Multimedia Tools and Applications | 2013
Mohamed Hammami; Salma Kammoun Jarraya; Hanêne Ben-Abdallah
Fast and accurate moving object segmentation in dynamic scenes is the first step in many computer vision applications. In this paper, we propose a new background modeling method for moving object segmentation based on dynamic matrix and spatio-temporal analyses of scenes. Our method copes with some challenges related to this field. A new algorithm is proposed to detect and remove cast shadow. A comparative study by quantitative evaluations shows that the proposed approach can detect foreground robustly and accurately from videos recorded by a static camera and which include several constraints.

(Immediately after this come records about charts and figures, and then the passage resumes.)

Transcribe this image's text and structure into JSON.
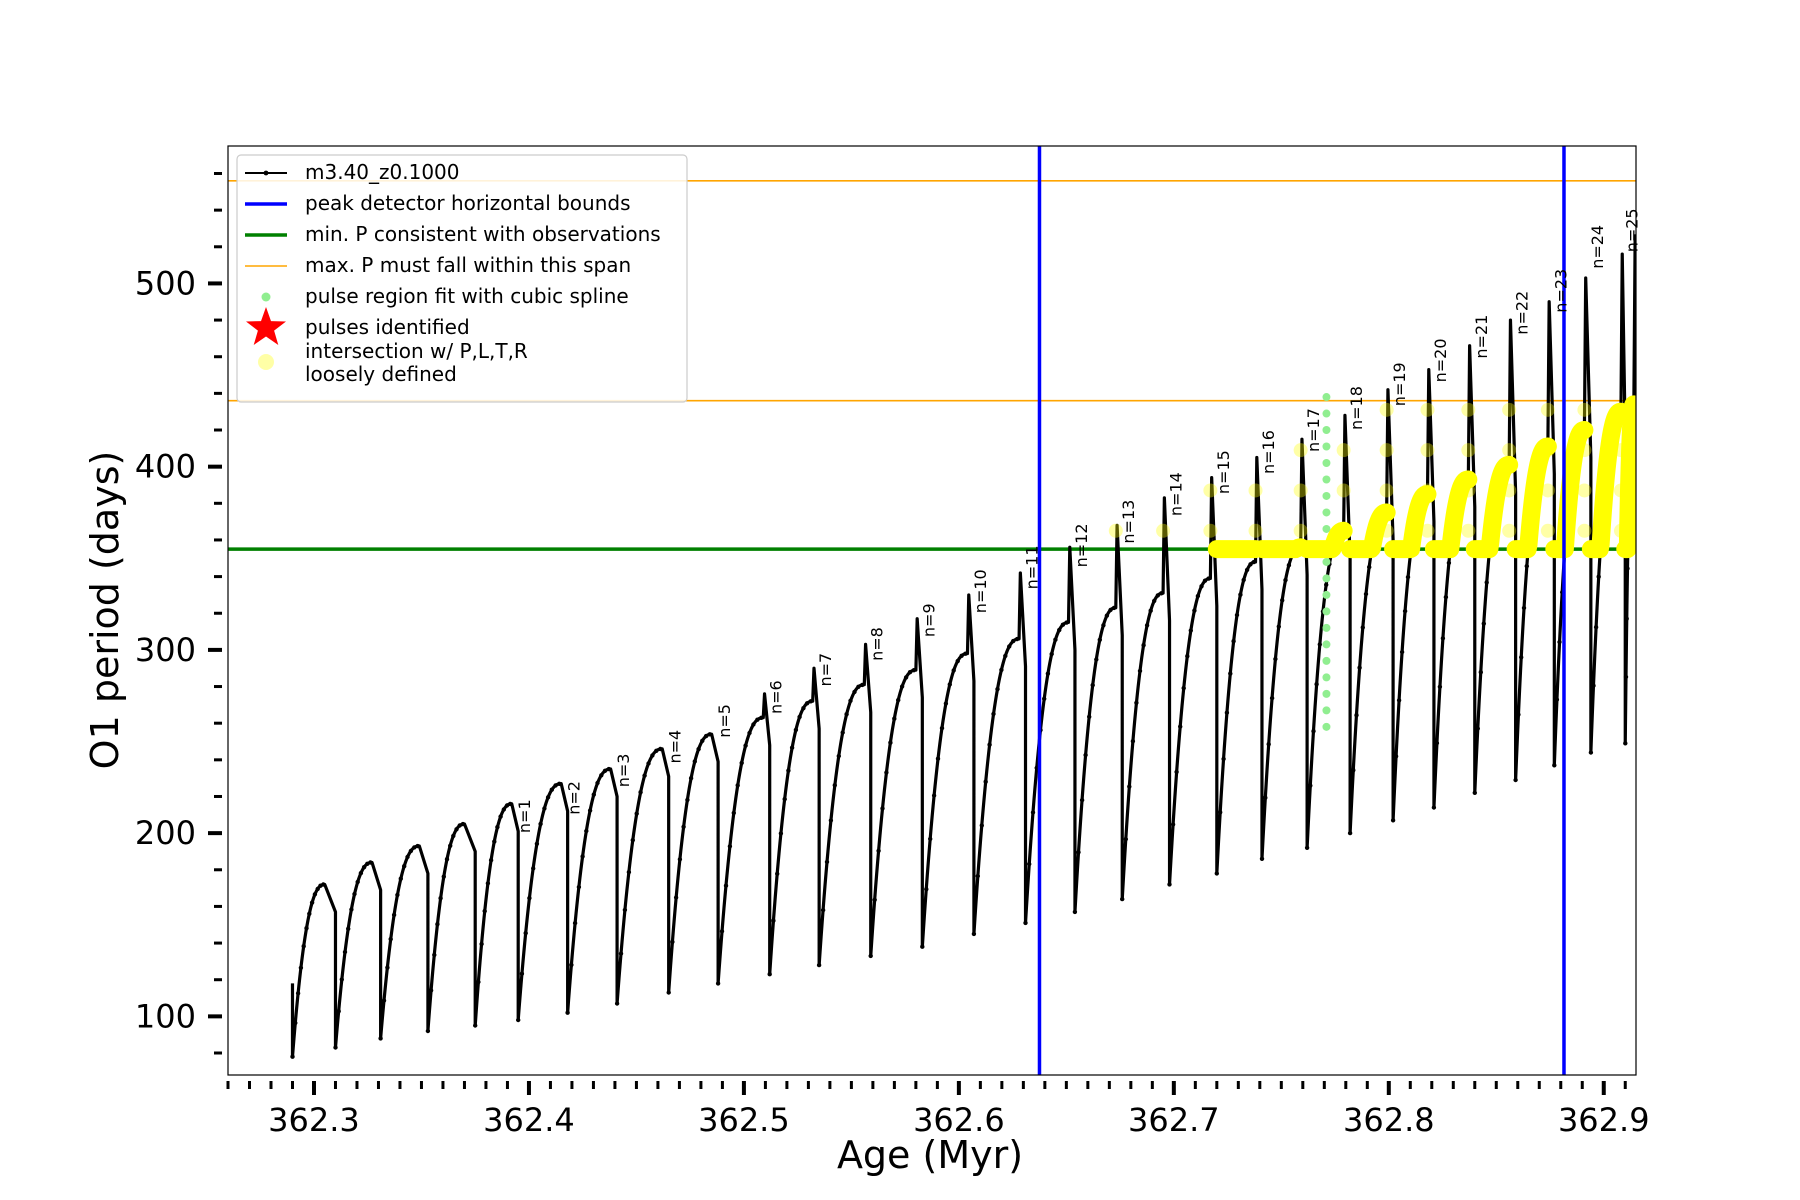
{
  "chart_data": {
    "type": "line",
    "title": "",
    "xlabel": "Age (Myr)",
    "ylabel": "O1 period (days)",
    "xlim": [
      362.26,
      362.915
    ],
    "ylim": [
      68,
      575
    ],
    "x_ticks": [
      "362.3",
      "362.4",
      "362.5",
      "362.6",
      "362.7",
      "362.8",
      "362.9"
    ],
    "x_tick_values": [
      362.3,
      362.4,
      362.5,
      362.6,
      362.7,
      362.8,
      362.9
    ],
    "y_ticks": [
      "100",
      "200",
      "300",
      "400",
      "500"
    ],
    "y_tick_values": [
      100,
      200,
      300,
      400,
      500
    ],
    "series": [
      {
        "name": "m3.40_z0.1000",
        "color": "#000000",
        "pulses": [
          {
            "x_start": 362.29,
            "x_peak": 362.305,
            "p_min": 78,
            "p_start": 100,
            "p_peak": 172,
            "spike": 0
          },
          {
            "x_start": 362.31,
            "x_peak": 362.327,
            "p_min": 83,
            "p_start": 102,
            "p_peak": 184,
            "spike": 0
          },
          {
            "x_start": 362.331,
            "x_peak": 362.349,
            "p_min": 88,
            "p_start": 106,
            "p_peak": 193,
            "spike": 0
          },
          {
            "x_start": 362.353,
            "x_peak": 362.37,
            "p_min": 92,
            "p_start": 110,
            "p_peak": 205,
            "spike": 0
          },
          {
            "x_start": 362.375,
            "x_peak": 362.392,
            "p_min": 95,
            "p_start": 114,
            "p_peak": 216,
            "spike": 0
          },
          {
            "x_start": 362.395,
            "x_peak": 362.415,
            "p_min": 98,
            "p_start": 117,
            "p_peak": 227,
            "spike": 0
          },
          {
            "x_start": 362.418,
            "x_peak": 362.438,
            "p_min": 102,
            "p_start": 120,
            "p_peak": 235,
            "spike": 0
          },
          {
            "x_start": 362.441,
            "x_peak": 362.462,
            "p_min": 107,
            "p_start": 124,
            "p_peak": 246,
            "spike": 0
          },
          {
            "x_start": 362.465,
            "x_peak": 362.485,
            "p_min": 113,
            "p_start": 128,
            "p_peak": 254,
            "spike": 0
          },
          {
            "x_start": 362.488,
            "x_peak": 362.509,
            "p_min": 118,
            "p_start": 131,
            "p_peak": 263,
            "spike": 276
          },
          {
            "x_start": 362.512,
            "x_peak": 362.532,
            "p_min": 123,
            "p_start": 135,
            "p_peak": 272,
            "spike": 290
          },
          {
            "x_start": 362.535,
            "x_peak": 362.556,
            "p_min": 128,
            "p_start": 139,
            "p_peak": 281,
            "spike": 303
          },
          {
            "x_start": 362.559,
            "x_peak": 362.58,
            "p_min": 133,
            "p_start": 143,
            "p_peak": 289,
            "spike": 317
          },
          {
            "x_start": 362.583,
            "x_peak": 362.604,
            "p_min": 138,
            "p_start": 147,
            "p_peak": 298,
            "spike": 330
          },
          {
            "x_start": 362.607,
            "x_peak": 362.628,
            "p_min": 145,
            "p_start": 151,
            "p_peak": 306,
            "spike": 342
          },
          {
            "x_start": 362.631,
            "x_peak": 362.651,
            "p_min": 151,
            "p_start": 155,
            "p_peak": 315,
            "spike": 356
          },
          {
            "x_start": 362.654,
            "x_peak": 362.673,
            "p_min": 157,
            "p_start": 160,
            "p_peak": 323,
            "spike": 368
          },
          {
            "x_start": 362.676,
            "x_peak": 362.695,
            "p_min": 164,
            "p_start": 164,
            "p_peak": 331,
            "spike": 383
          },
          {
            "x_start": 362.698,
            "x_peak": 362.717,
            "p_min": 172,
            "p_start": 169,
            "p_peak": 339,
            "spike": 394
          },
          {
            "x_start": 362.72,
            "x_peak": 362.738,
            "p_min": 178,
            "p_start": 174,
            "p_peak": 348,
            "spike": 405
          },
          {
            "x_start": 362.741,
            "x_peak": 362.759,
            "p_min": 186,
            "p_start": 180,
            "p_peak": 356,
            "spike": 415
          },
          {
            "x_start": 362.762,
            "x_peak": 362.779,
            "p_min": 192,
            "p_start": 186,
            "p_peak": 365,
            "spike": 428
          },
          {
            "x_start": 362.782,
            "x_peak": 362.799,
            "p_min": 200,
            "p_start": 193,
            "p_peak": 375,
            "spike": 442
          },
          {
            "x_start": 362.802,
            "x_peak": 362.818,
            "p_min": 207,
            "p_start": 200,
            "p_peak": 385,
            "spike": 453
          },
          {
            "x_start": 362.821,
            "x_peak": 362.837,
            "p_min": 214,
            "p_start": 207,
            "p_peak": 393,
            "spike": 466
          },
          {
            "x_start": 362.84,
            "x_peak": 362.856,
            "p_min": 222,
            "p_start": 214,
            "p_peak": 401,
            "spike": 480
          },
          {
            "x_start": 362.859,
            "x_peak": 362.874,
            "p_min": 229,
            "p_start": 221,
            "p_peak": 411,
            "spike": 490
          },
          {
            "x_start": 362.877,
            "x_peak": 362.891,
            "p_min": 237,
            "p_start": 228,
            "p_peak": 420,
            "spike": 503
          },
          {
            "x_start": 362.894,
            "x_peak": 362.908,
            "p_min": 244,
            "p_start": 235,
            "p_peak": 430,
            "spike": 516
          },
          {
            "x_start": 362.91,
            "x_peak": 362.914,
            "p_min": 249,
            "p_start": 240,
            "p_peak": 434,
            "spike": 526
          }
        ]
      },
      {
        "name": "peak detector horizontal bounds",
        "color": "#0000ff",
        "x": [
          362.6375,
          362.8815
        ]
      },
      {
        "name": "min. P consistent with observations",
        "color": "#008000",
        "y": 355
      },
      {
        "name": "max. P must fall within this span",
        "color": "#ffa500",
        "y": [
          436,
          556
        ]
      },
      {
        "name": "pulse region fit with cubic spline",
        "color": "#90ee90",
        "x": 362.771,
        "y_range": [
          258,
          442
        ]
      },
      {
        "name": "pulses identified",
        "color": "#ff0000"
      },
      {
        "name": "intersection w/ P,L,T,R\nloosely defined",
        "color": "#ffff00"
      }
    ],
    "annotations": [
      {
        "text": "n=1",
        "x": 362.395,
        "y": 200
      },
      {
        "text": "n=2",
        "x": 362.418,
        "y": 210
      },
      {
        "text": "n=3",
        "x": 362.441,
        "y": 225
      },
      {
        "text": "n=4",
        "x": 362.465,
        "y": 238
      },
      {
        "text": "n=5",
        "x": 362.488,
        "y": 252
      },
      {
        "text": "n=6",
        "x": 362.512,
        "y": 265
      },
      {
        "text": "n=7",
        "x": 362.535,
        "y": 280
      },
      {
        "text": "n=8",
        "x": 362.559,
        "y": 294
      },
      {
        "text": "n=9",
        "x": 362.583,
        "y": 307
      },
      {
        "text": "n=10",
        "x": 362.607,
        "y": 320
      },
      {
        "text": "n=11",
        "x": 362.631,
        "y": 333
      },
      {
        "text": "n=12",
        "x": 362.654,
        "y": 345
      },
      {
        "text": "n=13",
        "x": 362.676,
        "y": 358
      },
      {
        "text": "n=14",
        "x": 362.698,
        "y": 373
      },
      {
        "text": "n=15",
        "x": 362.72,
        "y": 385
      },
      {
        "text": "n=16",
        "x": 362.741,
        "y": 396
      },
      {
        "text": "n=17",
        "x": 362.762,
        "y": 408
      },
      {
        "text": "n=18",
        "x": 362.782,
        "y": 420
      },
      {
        "text": "n=19",
        "x": 362.802,
        "y": 433
      },
      {
        "text": "n=20",
        "x": 362.821,
        "y": 446
      },
      {
        "text": "n=21",
        "x": 362.84,
        "y": 459
      },
      {
        "text": "n=22",
        "x": 362.859,
        "y": 472
      },
      {
        "text": "n=23",
        "x": 362.877,
        "y": 484
      },
      {
        "text": "n=24",
        "x": 362.894,
        "y": 508
      },
      {
        "text": "n=25",
        "x": 362.91,
        "y": 517
      }
    ],
    "grid": false,
    "legend_position": "top-left"
  }
}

A Highway Control and Management System called RoadGuard is proposed to show the robustness of our method. In fact, our system has the ability to control highway by detecting strange events that can happen like vehicles suddenly stopped in roads, parked vehicles in emergency zones or even illegal conduct such as going out from the road. Moreover, RoadGuard is capable of managing highways by saving information about the date and time of overloaded roads.